2 - Néanmoins, le Conseil constitutionnel décide de reporter au 1er juillet 2011 la date de cette abrogation afin de permettre au législateur de remédier à cette inconstitutionnalité, en considérant notamment que "si, en principe, une déclaration d'inconstitutionnalité doit bénéficier à la partie qui a présenté la question prioritaire de constitutionnalité, l'abrogation immédiate des dispositions contestées méconnaîtrait les objectifs de prévention des atteintes à l'ordre public et de recherche des auteurs d'infractions et entraînerait des conséquences manifestement excessives".

Cette décision de reporter l'abrogation des dispositions non constitutionnelles au 1er juillet 2011 apparaît manifestement justifiée par le souci d'éviter la remise en cause de toutes les procédures pénales en cause, ainsi que tout trouble à l'Ordre public, et par le fait qu'il relève de la compétence du législateur de prendre des dispositions nouvelles conformes à la constitution.

Cependant, ce report paraît contradictoire et contestable devant les juridictions judiciaires : si les conditions de garde à vue ont été déclarées non conformes à la Constitution, faute de garantir les libertés publiques et l'équilibre de la procédure pénale, comment des Tribunaux peuvent encore accepter que des personnes soient mise en garde à vue, et valider des procédures pénales qui reposent sur cette garde à vue ?

Ce report de l'abrogation des dispositions non constitutionnelles apparaît d'autant moins fondé que les conditions de garde à vue ont déjà été mises en cause par la Cour Européenne des Droits de l'Homme, notamment par son arrêt du 13 octobre 2009, qui avait jugé que "l'équité d'une procédure pénale requiert d'une manière générale, aux fins de l'article 6 de la Convention, que le suspect jouisse de la possibilité de se faire assister par un avocat dès le moment de son placement en garde à vue ou en détention provisoire " et que "la discussion de l'affaire, l'organisation de la défense, la recherche des preuves favorables à l'accusé, la préparation des interrogatoires, le soutien de l'accusé en détresse et le contrôle des conditions de détention sont des éléments fondamentaux de la défense que l'avocat doit librement exercer ".

Ainsi, en dépit de la réserve du Conseil constitutionnel, l'autorité judiciaire, qui est gardienne des libertés individuelles en application de l'article 66 de la constitution, peut dores et déjà relever que les conditions de garde à vue actuelles sont contraires à la Constitution et ne répondent pas aux exigences posées non seulement par l'article 6 de la Convention Européenne des Droits de l'Homme, mais également par l'article préliminaire du Code qui dispose que "la procédure pénale doit être équitable et contradictoire et préserver l'équilibre des droits des parties ", avant d'en tirer toutes les conséquences au bénéfice de la personne qui leur est présentée.

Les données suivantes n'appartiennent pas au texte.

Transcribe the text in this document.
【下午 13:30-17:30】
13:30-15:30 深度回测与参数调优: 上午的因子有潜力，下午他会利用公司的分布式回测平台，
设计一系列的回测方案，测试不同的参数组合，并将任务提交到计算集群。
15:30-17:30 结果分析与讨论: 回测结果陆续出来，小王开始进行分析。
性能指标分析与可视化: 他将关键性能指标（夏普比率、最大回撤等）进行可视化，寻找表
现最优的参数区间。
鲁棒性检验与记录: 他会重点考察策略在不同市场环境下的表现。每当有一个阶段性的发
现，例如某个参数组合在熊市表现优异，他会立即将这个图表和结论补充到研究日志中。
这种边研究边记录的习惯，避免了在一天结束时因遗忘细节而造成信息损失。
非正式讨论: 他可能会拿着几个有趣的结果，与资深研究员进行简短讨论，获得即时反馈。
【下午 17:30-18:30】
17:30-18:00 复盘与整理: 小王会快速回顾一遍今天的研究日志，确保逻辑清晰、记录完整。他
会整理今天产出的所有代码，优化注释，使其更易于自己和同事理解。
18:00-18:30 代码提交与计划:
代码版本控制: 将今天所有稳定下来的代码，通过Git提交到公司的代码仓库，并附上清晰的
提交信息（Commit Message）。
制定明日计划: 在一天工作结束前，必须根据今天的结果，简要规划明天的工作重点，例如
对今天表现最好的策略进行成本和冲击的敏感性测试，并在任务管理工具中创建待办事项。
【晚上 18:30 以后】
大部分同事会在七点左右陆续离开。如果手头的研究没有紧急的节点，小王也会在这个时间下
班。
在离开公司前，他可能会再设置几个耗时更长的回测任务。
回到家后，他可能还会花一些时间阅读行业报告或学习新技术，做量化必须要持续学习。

Dès lors dores et déjà, les éléments matériels recueillis en dehors de la garde à vue apparaissent donc essentiels : les seuls aveux recueillis en garde à vue devenant clairement contestables, alors même que l'article 428 du Code de procédure pénale dispose que "l'aveu comme tout élément de preuve est laissé à la libre appréciation des juges".


3 - La décision du Conseil constitutionnelle est également intéressante car elle donne des pistes de réformes, dont certaines très attendues.

Le conseil constitutionnel relève notamment dans son considérant n° 28, que "la personne gardée à vue ne reçoit pas la notification de son droit de garder le silence ". La mention d'un tel droit, à laquelle sont habitués les téléspectateurs de séries américaines, ne peut être innocente.

Le législateur qui avait introduit ce droit en 1993 avant de le retirer, devra tenir compte de ce considérant dans le cadre de la réforme de la garde à vue. Les enquêteurs auront ainsi tout intérêt à privilégier la réunion d’éléments matériels établissant la culpabilité qu’à attendre des aveux.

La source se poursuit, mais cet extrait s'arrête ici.